FEMNET: Firmencheck 2019 der Clean Clothes Campaign

Nach fünf Jahren hat die Clean Clothes Campaign (CCC) erneut 45 Unternehmen, darunter 11 deutsche, angeschrieben und sie befragt, welche Schritte sie unternommen haben, damit ihre Lieferanten einen existenzsichernden Lohn zahlen. Das ernüchternde Ergebnis: keines der elf deutschen Unternehmen stellt sicher, dass seine Lieferanten einen existenzsichernden Lohn zahlen. Bei den elf deutschen Unternehmen handelt es sich um: Adidas, Aldi, Esprit, Hugo Boss, KiK, Lidl, Otto Group, P&C, Puma, Tchibo, Zalando, wobei vier davon (Lidl, Otto, Peek & Cloppenburg, Zalando) auf den Fragebogen nicht reagiert haben, weshalb auf allgemein veröffentlichte Daten in diesen Fällen zurückgegriffen wurde.

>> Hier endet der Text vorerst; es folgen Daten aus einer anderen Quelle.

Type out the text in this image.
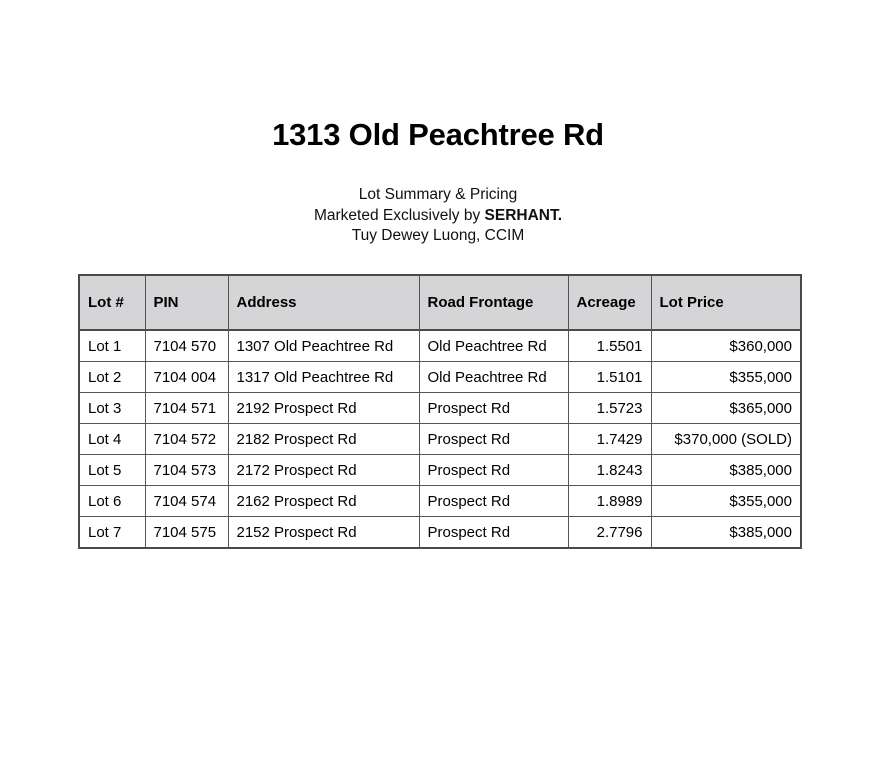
1313 Old Peachtree Rd
Lot Summary & Pricing
Marketed Exclusively by SERHANT.
Tuy Dewey Luong, CCIM
Lot #	PIN	Address	Road Frontage	Acreage	Lot Price
Lot 1	7104 570	1307 Old Peachtree Rd	Old Peachtree Rd	1.5501	$360,000
Lot 2	7104 004	1317 Old Peachtree Rd	Old Peachtree Rd	1.5101	$355,000
Lot 3	7104 571	2192 Prospect Rd	Prospect Rd	1.5723	$365,000
Lot 4	7104 572	2182 Prospect Rd	Prospect Rd	1.7429	$370,000 (SOLD)
Lot 5	7104 573	2172 Prospect Rd	Prospect Rd	1.8243	$385,000
Lot 6	7104 574	2162 Prospect Rd	Prospect Rd	1.8989	$355,000
Lot 7	7104 575	2152 Prospect Rd	Prospect Rd	2.7796	$385,000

Die Befragung erbrachte im Einzelnen folgende Ergebnisse:

  1. Transparenz (Offenlegung der direkten Lieferanten): Hier gibt es eine positive Entwicklung. Immerhin legen sieben Unternehmen ganz (Adidas, Aldi, Esprit) oder teilweise (Hugo Boss, Lidl, Puma, Tchibo) ihre Lieferanten offen. Dies ist u.a. ein Ergebnis der Kampagne der CCC vor einem Jahr, dem sog. „Transparency Pledge“, als wir die Unternehmen öffentlich wirksam aufgefordert haben, ihre Lieferanten zu veröffentlichen. Dem folgten damals, Aldi, Hugo Boss, Lidl und Tchibo, die anderen Unternehmen hatten ihre Lieferanten schon vorher veröffentlicht wie es inzwischen auch andere große Unternehmen (C&A, Primark, H&M) tun. Bisher bezieht sich die Veröffentlichung auf die Konfektionäre und meistens noch nicht die Lieferkette hinunter, aber immerhin ein erster Schritt ist gemacht.
  2. Verpflichtung zur Gewährleistung eines existenzsichernden Lohns: Tchibo hat sich hierzu öffentlich verpflichtet, die meisten anderen Unternehmen haben dies nur teilweise getan. Otto, P&C und Zalando haben sich nicht öffentlich zu Existenzlöhnen bekannt.
  3. Geht es um die Frage der Umsetzung, so hat nur Tchibo als einziges Unternehmen und dies nur in Ansätzen berechnet, ob der gezahlte Preis an den Lieferanten überhaupt erlaubt, dass dieser existenzsichernde Löhne an seine Beschäftigten zahlt. Alle anderen Unternehmen haben keinerlei Berechnungen durchgeführt, was auf ein geringes Interesse an einer Umsetzung hindeutet nach dem Motto: viel reden, nichts tun.
  4. Auch auf die Frage nach der Strategie zur Einführung eines Existenzlohns konnte kein deutsches Unternehmen konkrete Schritte vorweisen. Ansätze gab es bei sechs Unternehmen (Aldi, Esprit, Hugo Boss, KiK, Tchibo, Zalando), die ihre Beteiligung an der ACT-Initiative anführten. ACT ist eine Initiative, die versucht, zwischen globalen Marken und Gewerkschaften Tariflohnverhandlungen in ausgewählten Ländern zu initiieren. In diesem Prozess verpflichten sich die Marken zur Einhaltung bestimmter Einkaufspraktiken. Bisher war sie allerdings noch in keinem Land erfolgreich. Die anderen fünf deutschen Unternehmen (Adidas, Lidl, Otto, P&C, Puma) konnten keinerlei Schritte vorweisen, die Verpflichtung zu einem Existenzlohn ist reines Lippenbekenntnis.
  5. Andere Schritte hin zu Existenzlöhnen könnten darin bestehen, die Lieferanten anzuweisen, gewerkschaftliche Aktivitäten vor Ort zuzulassen bzw. Aufträge nur an diejenigen zu vergeben, die eine pro-aktive Haltung gegenüber Gewerkschaften einnehmen. Auch sollten Markenfirmen und Modeunternehmen rechtsverbindliche, durchsetzbare Vereinbarungen mit Beschäftigtenvertretungen aushandeln und unterzeichnen. Kein Unternehmen unternimmt einen dieser Schritte.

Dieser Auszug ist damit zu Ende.